One thing to note is that power is, for most practical purposes, independent of cadence, it's the speed of the spinning thingy in the fluid, air or magnetic field that is important - so big gear/low rpm and granny gear/high rpm can give you the same power. Obviously if you keep in the same gear then higher cadence implies higher power, all other things being equal, but it's not required to calculate power.

The speed reading will come from their speed sensor to the phone, presumably via Bluetooth/BTLE.

The app does the simple sum and displays its estimate of the power you are putting out - the 'virtual power' based on the trainer, resistance level and wheel speed.

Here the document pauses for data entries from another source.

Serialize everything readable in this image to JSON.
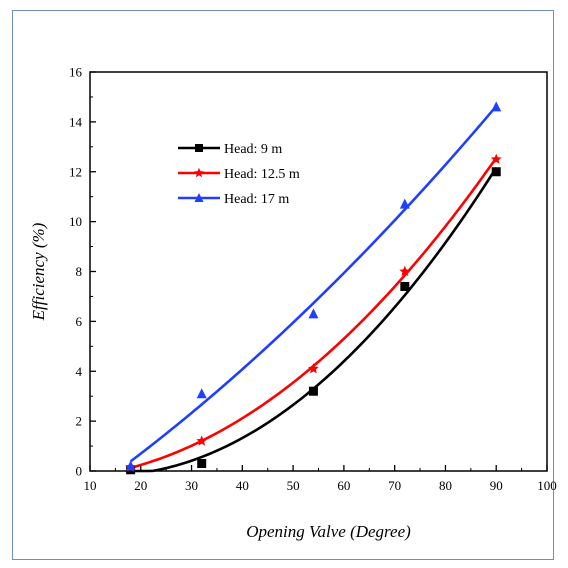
{
  "chart_data": {
    "type": "line",
    "title": "",
    "xlabel": "Opening Valve (Degree)",
    "ylabel": "Efficiency (%)",
    "xlim": [
      10,
      100
    ],
    "ylim": [
      0,
      16
    ],
    "x_ticks": [
      10,
      20,
      30,
      40,
      50,
      60,
      70,
      80,
      90,
      100
    ],
    "y_ticks": [
      0,
      2,
      4,
      6,
      8,
      10,
      12,
      14,
      16
    ],
    "grid": false,
    "legend_position": "upper-left",
    "series": [
      {
        "name": "Head: 9 m",
        "color": "#000000",
        "marker": "square",
        "x": [
          18,
          32,
          54,
          72,
          90
        ],
        "y": [
          0.05,
          0.3,
          3.2,
          7.4,
          12.0
        ]
      },
      {
        "name": "Head: 12.5 m",
        "color": "#ff0000",
        "marker": "star",
        "x": [
          18,
          32,
          54,
          72,
          90
        ],
        "y": [
          0.15,
          1.2,
          4.1,
          8.0,
          12.5
        ]
      },
      {
        "name": "Head: 17 m",
        "color": "#1f3fff",
        "marker": "triangle",
        "x": [
          18,
          32,
          54,
          72,
          90
        ],
        "y": [
          0.2,
          3.1,
          6.3,
          10.7,
          14.6
        ]
      }
    ]
  }
}
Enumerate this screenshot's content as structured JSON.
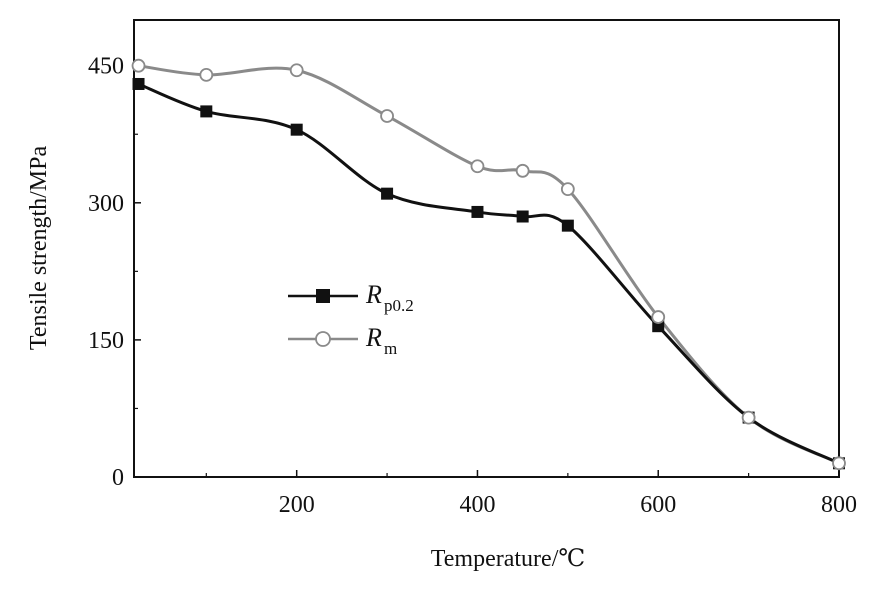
{
  "chart_data": {
    "type": "line",
    "xlabel": "Temperature/℃",
    "ylabel": "Tensile strength/MPa",
    "xlim": [
      20,
      800
    ],
    "ylim": [
      0,
      500
    ],
    "x_ticks": [
      200,
      400,
      600,
      800
    ],
    "y_ticks": [
      0,
      150,
      300,
      450
    ],
    "x_tick_labels": [
      "200",
      "400",
      "600",
      "800"
    ],
    "y_tick_labels": [
      "0",
      "150",
      "300",
      "450"
    ],
    "grid": false,
    "legend_position": "center-left",
    "series": [
      {
        "name_main": "R",
        "name_sub": "p0.2",
        "marker": "filled-square",
        "color": "#111111",
        "x": [
          25,
          100,
          200,
          300,
          400,
          450,
          500,
          600,
          700,
          800
        ],
        "y": [
          430,
          400,
          380,
          310,
          290,
          285,
          275,
          165,
          65,
          15
        ]
      },
      {
        "name_main": "R",
        "name_sub": "m",
        "marker": "open-circle",
        "color": "#8a8a8a",
        "x": [
          25,
          100,
          200,
          300,
          400,
          450,
          500,
          600,
          700,
          800
        ],
        "y": [
          450,
          440,
          445,
          395,
          340,
          335,
          315,
          175,
          65,
          15
        ]
      }
    ]
  }
}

There's a lot more to it than that when you drill down to the details, but hopefully this gives you an idea what they mean.

Avatar
ChickenCycleKit [3 posts] 1 year ago
0 likes

Hi Antride,

The WhisperDrive is sold with a SRAM/Shimano 10/11x freehub body. To use a Campagnolo equipped bike, you'll need to purchase the Campagnolo specific freehub body, made by Jetblack. This goes for the SRAM XD hub bodies too.

Avatar
Pang [1 post] 1 year ago
0 likes

Well, this may be a bit off the virtual power discussion. But, this piece of garage welded garbage is 700usd? Hmm...Yes, it is quiet. Yes, it does have quite a bit of rolling time on the drive, when the gear is set easy. Well, speaking of the resistance shifter, wow, why not put a piece of crap Sora shifter on an expensive trainer. And, let's make it even worse by not allowing the clamp to fit around a 31.8 bar. Real smart Jetblack. Also, why don't you send it to me with a broken back boot around the base, because it's just darn right cheap plastic. And, better yet, when I email you, 2 months ago, just throw it in the bin, the customer is never right. 

Yep, if you want a quiet trainer, it's for you, not only that, the customer service is quiet as well, then, when you get really angry just throw it in the garage and not use it..Why, oh yeah, the base is broken out of the box.